Larose, who has attracted the moniker “Super PAC-man,” did not return phone calls made to the contact number on the registration statement filed with the Federal Election Commission.

Political insiders in Tallahassee suggest that Larose is engaging in a practice similar to cyber-sitting, in which individuals obtain rights to a popular web domain so they may sell it later on.

To date, the NCUA Chartered Federal Credit Unions Super PAC has reported raising no money and making no expenditures.

Larose also has registered Super PACs in the names of: U.S. Senator Charles Schumer; the United States Department of Transportation Employees; United States Insurance Companies; Bloomingdale’s Department Store Customers; NFL Sport Players; United Nations Diplomats; Yale University Graduates; IRS Employees; and, Costco Store Customers.

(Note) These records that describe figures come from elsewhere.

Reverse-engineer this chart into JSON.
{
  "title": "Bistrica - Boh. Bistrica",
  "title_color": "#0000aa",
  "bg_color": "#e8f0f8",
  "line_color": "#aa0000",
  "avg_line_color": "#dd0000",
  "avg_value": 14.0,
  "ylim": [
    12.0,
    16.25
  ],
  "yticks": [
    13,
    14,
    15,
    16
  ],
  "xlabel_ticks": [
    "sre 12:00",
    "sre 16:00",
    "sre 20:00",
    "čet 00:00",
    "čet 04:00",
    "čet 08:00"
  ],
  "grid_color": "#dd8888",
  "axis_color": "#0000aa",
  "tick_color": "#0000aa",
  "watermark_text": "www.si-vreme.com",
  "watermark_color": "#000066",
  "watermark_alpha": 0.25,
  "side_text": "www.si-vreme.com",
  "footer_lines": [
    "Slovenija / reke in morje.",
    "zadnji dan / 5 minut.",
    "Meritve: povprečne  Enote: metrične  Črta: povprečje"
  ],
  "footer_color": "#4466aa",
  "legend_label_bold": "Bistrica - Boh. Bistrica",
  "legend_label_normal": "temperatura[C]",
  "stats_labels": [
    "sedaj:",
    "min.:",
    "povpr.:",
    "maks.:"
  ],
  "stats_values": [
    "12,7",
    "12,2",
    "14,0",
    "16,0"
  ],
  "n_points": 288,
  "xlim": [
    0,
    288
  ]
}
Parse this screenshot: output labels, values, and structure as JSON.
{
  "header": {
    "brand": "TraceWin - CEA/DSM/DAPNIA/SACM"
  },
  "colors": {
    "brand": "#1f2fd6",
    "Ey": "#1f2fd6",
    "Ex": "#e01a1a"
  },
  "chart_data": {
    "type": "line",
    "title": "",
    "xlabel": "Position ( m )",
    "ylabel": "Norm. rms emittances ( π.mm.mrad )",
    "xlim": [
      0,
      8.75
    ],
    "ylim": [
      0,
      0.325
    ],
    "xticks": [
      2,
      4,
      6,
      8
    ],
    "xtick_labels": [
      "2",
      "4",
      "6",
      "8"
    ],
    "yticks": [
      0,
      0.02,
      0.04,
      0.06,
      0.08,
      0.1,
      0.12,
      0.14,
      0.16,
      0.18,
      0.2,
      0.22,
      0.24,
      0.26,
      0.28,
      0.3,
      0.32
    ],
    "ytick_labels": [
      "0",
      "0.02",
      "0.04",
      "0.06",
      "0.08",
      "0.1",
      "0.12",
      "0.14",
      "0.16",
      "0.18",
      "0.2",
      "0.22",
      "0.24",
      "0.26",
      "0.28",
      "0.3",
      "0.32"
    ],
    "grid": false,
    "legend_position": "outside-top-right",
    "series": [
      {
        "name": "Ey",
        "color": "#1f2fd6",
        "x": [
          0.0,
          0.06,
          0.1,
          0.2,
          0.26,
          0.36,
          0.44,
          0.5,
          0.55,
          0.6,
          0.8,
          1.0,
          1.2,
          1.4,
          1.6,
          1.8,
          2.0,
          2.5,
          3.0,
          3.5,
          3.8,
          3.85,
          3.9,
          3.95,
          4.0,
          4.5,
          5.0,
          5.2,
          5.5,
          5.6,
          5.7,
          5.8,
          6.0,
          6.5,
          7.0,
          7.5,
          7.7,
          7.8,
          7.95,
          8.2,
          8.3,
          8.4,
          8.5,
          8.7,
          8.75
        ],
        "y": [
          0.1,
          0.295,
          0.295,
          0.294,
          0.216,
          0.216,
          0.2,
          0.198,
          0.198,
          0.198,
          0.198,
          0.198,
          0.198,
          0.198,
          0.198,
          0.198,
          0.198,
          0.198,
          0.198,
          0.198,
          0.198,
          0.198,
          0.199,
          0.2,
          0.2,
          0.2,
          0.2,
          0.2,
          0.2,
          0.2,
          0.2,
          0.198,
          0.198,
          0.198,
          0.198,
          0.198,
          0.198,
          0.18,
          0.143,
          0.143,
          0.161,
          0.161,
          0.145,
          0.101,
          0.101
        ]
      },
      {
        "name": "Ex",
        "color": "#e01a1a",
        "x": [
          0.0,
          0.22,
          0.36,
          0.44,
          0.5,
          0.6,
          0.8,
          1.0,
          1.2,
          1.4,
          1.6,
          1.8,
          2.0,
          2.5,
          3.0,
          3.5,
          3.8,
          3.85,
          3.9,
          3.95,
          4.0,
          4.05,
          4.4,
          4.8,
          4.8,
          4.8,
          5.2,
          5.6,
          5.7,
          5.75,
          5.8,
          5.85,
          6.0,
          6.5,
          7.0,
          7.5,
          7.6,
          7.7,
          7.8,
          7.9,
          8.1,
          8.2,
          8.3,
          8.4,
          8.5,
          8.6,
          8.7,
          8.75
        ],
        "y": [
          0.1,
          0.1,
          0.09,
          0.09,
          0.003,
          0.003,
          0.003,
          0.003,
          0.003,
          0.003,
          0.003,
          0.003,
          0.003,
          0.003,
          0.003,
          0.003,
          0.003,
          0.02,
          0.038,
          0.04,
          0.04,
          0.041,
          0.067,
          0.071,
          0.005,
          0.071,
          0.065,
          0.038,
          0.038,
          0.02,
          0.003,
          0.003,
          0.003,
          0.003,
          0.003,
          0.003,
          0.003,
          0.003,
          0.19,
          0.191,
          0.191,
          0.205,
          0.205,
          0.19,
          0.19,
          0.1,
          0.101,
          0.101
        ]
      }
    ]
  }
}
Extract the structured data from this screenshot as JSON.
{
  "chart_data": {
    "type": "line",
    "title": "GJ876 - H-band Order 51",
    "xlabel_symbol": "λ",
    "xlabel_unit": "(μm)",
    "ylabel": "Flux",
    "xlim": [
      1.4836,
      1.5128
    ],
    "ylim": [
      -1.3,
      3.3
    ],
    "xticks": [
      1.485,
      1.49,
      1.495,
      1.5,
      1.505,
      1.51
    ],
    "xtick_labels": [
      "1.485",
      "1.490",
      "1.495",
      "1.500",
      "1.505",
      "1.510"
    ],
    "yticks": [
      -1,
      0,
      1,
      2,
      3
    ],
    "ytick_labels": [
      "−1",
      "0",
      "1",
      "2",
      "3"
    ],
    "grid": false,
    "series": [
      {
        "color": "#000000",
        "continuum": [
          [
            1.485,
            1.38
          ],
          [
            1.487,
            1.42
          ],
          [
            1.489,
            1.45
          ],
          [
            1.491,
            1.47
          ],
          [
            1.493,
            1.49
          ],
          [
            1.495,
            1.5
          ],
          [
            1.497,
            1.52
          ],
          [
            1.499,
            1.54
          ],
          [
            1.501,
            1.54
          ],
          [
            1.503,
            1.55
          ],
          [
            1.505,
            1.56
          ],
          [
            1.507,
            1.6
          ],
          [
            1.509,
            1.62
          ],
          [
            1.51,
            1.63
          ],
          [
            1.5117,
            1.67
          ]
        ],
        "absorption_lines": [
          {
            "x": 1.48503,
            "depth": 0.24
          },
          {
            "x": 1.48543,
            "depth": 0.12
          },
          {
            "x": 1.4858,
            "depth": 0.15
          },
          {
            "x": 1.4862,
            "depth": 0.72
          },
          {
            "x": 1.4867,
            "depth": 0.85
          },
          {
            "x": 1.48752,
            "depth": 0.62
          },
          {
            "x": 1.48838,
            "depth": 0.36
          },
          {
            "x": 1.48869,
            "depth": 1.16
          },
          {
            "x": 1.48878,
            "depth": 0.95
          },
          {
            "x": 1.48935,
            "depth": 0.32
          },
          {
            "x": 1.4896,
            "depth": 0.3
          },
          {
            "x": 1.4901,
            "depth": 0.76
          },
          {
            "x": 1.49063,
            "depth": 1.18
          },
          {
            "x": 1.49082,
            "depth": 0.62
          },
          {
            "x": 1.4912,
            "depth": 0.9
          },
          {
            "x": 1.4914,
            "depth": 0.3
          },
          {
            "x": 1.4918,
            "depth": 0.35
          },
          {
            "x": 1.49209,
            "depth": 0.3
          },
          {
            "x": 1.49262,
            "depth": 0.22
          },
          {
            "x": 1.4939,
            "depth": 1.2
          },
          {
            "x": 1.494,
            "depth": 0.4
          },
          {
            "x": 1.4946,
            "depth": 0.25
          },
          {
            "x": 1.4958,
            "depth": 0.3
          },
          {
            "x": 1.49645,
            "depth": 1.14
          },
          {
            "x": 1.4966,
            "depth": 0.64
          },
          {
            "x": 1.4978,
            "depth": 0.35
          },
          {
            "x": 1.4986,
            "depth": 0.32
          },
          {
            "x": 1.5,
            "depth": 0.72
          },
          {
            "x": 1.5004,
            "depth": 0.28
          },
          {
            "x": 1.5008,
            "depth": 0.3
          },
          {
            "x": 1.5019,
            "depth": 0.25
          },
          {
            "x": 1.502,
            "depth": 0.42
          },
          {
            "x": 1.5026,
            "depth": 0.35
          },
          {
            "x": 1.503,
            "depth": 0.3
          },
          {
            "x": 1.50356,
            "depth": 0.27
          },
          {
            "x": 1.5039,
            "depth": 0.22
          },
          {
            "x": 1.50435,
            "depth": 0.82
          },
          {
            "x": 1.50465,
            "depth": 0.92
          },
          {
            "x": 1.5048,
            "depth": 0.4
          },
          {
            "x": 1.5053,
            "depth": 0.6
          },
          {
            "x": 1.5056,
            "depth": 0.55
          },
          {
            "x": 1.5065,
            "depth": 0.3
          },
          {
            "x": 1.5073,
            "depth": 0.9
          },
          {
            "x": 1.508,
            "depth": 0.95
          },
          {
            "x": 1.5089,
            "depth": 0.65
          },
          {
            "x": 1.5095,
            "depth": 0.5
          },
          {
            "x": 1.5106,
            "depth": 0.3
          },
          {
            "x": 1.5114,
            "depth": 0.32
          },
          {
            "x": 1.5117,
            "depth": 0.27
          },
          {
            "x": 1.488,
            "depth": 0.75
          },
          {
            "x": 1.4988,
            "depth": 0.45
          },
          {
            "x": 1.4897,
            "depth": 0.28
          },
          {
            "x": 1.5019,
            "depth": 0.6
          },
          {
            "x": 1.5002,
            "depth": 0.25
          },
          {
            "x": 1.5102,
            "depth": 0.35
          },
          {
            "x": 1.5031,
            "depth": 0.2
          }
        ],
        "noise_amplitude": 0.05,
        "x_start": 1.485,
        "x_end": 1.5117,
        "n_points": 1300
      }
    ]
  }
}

The 30-year-old from Deerfield Beach, Fla., does not appear to have raised or spent a single dollar for his federal political committees, at least in the past three years.

In the past three years, Larose has formed more than 340 Florida PACs – including Billionaire Josue Larose’s Dating Women Committee – and 41 new Florida political parties, one of which, the American Bourgeoisie Political Party, was supposed to buy party leaders limousines. More than 300 of the PACs and all the political parties either have been revoked or voluntarily dissolved, according to the Florida Division of Elections.